As TVs comerciais vão se afastando de seus públicos tradicionais, ao mesmo tempo em que os novos públicos vão abandonando as TVs. Grandes eventos, grandes shows, grandes filmes e bons documentários – que deram lugar à mesmice de baixo nível – são ainda a melhor alternativa na transição tecnológica e comportamental. Bons produtos “vendem” com uma boa promoção.
As TVs despendem energia, tentando atrair o público conectado do mundo virtual com armas da internet (“tudo ao mesmo tempo agora”), em vez de focar e valorizar os diferenciais inigualáveis do veículo televisão: espaço de emoção coletiva, de entretenimento grupal, de celebração do espetáculo da vida. A televisão é a terceira geração do teatro e do cinema: é veículo quente de riso e de lágrimas, sonhos e esperança. A internet, híbrido digital de telefone e computador, é plataforma fria, espaço individual para troca de informação, conhecimento, serviços e, agora, mobilização.
Cuidado com a armadilha tentadora dos produtos multimídia. Produtos multimídia são em geral medianos: mais ou menos ruins em todas as plataformas. A convergência das mídias não implica a pasteurização dos produtos: cada mídia tem a sua linguagem e o seu tempo. O sucesso criativo das TVs levou à vaidade de seus integrantes e a vaidade deu lugar à competição destrutiva, interna e externa. A exaustiva exploração de celebridades-minuto acabou por gerar mais inveja, despeito e intriga do que admiração e respeito. No momento em que as TVs vão perdendo poder de influência e prestígio, a vaidade deixa de ser moeda de valorização profissional para ser um peso indesejado. Televisão é obra de equipe, espaço de criação colaborativa, da cocriação. E de trabalho duro. O “empobrecimento” do setor reduzirá a atração dos melhores talentos gerenciais e artísticos.
A competição errática levou as emissoras a estruturas de custo insustentáveis e a tabelas de preços incompatíveis com a capacidade de investimento do mercado e com o retorno projetado. O dilema das TVs não é apenas o da criatividade e da inovação, mas da produtividade e da competitividade estratégica.
À espera da banda passar
Não há estratégia clara de programação. Todas as emissoras querem fazer tudo igual e, no final, todas as programações se parecem, com rara exceção. Os frequentes fracassos da concorrência são festejados como confirmação da supremacia decadente. Mesmo os intervalos comerciais, aqueles em que as emissoras podem se diferenciar e promover a própria marca e seus programas, estão hoje tão iguais que o telespectador não distingue em que canal está sintonizado. Ao esconderem suas marcas e “despersonalizar” o intervalo, é como se as emissoras dissessem a seus anunciantes: “não confiem nos nossos intervalos, nós mesmos temos o pudor de esconder nossas marcas”.
A arrogância do poder excessivo e descontrolado fez as emissoras comerciais se esquecerem de que são concessões públicas, a serviço do entretenimento, da informação, da educação, da cultura e da cidadania.

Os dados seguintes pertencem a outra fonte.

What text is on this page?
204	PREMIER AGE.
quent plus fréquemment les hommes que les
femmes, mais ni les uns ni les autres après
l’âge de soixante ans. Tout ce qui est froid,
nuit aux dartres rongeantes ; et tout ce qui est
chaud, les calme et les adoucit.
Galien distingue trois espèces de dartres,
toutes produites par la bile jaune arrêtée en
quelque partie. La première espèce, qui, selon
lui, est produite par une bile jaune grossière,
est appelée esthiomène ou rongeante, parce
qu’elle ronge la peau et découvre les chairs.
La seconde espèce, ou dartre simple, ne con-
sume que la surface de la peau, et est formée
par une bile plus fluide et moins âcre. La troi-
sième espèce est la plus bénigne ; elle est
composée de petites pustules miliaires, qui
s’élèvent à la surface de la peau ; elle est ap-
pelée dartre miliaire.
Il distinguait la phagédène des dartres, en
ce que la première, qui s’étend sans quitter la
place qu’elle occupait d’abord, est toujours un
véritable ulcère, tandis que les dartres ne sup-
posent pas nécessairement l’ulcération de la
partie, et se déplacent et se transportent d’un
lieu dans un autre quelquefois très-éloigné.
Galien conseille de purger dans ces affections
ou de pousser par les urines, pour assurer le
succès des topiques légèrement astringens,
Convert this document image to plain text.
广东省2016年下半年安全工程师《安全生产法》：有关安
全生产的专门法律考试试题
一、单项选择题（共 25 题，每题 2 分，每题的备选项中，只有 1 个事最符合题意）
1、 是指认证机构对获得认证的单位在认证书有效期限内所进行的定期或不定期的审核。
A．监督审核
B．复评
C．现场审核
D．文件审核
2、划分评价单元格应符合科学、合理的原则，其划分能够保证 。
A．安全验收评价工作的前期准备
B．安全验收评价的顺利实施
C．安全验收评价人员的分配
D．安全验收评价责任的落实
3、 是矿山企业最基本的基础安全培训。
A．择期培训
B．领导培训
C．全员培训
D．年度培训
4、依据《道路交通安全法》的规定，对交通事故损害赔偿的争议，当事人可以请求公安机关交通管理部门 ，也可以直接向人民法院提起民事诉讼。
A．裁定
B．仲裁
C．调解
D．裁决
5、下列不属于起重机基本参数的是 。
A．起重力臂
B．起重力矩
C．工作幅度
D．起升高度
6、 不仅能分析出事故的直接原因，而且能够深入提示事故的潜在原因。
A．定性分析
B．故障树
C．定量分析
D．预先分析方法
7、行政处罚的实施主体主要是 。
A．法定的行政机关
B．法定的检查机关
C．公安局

Canais de TV aberta “vendem” espaços da programação para terceiros não concessionários. Canas de TV por assinatura fugiram da proposta inicial e, hoje, atuam como TVs comerciais, interrompendo programas para anúncios e promoções sem fim.
TVs públicas buscam audiência quantitativa – a mesma audiência das TVs comerciais – quando o diferencial delas deve ser o da audiência de qualidade, com foco na educação, na cultura e na promoção da cidadania diversa, inclusiva e transformadora. É o desafio de fazer o que os outros – por interesse mercadológico – não fazem. As emissoras, mesmo com mais investimento, abandonaram o jornalismo relevante, falseando-o com o jornalismo “popular” de denúncias e de violência, criando, através desse falso “garantidor” de audiência, um mundo de falsas dicotomias e mágicas manipulações, que nivelam por baixo as expectativas de confiança, esperança e transformação. E deixam em situação desconfortável – e até de risco – os telejornalistas e o patrimônio físico e moral das emissoras.
As emissoras deixam na mesa o valor dos mercados regionais, em especial o das grandes regiões metropolitanas e das novas fronteiras de desenvolvimento. Preferem ser compradas pelo mercado nacional, valendo-se de descontos irreais para tabelas irreais e provendo bonificações que “fidelizam” grandes anunciantes.
As emissoras erraram a estratégia de escolha do sistema de TV digital, mirando mais na concorrência com as teles do que na exploração do potencial tecnológico a serviço do telespectador, e erram, de novo, na estratégia de implementação, “sentando” na tecnologia à espera da banda passar.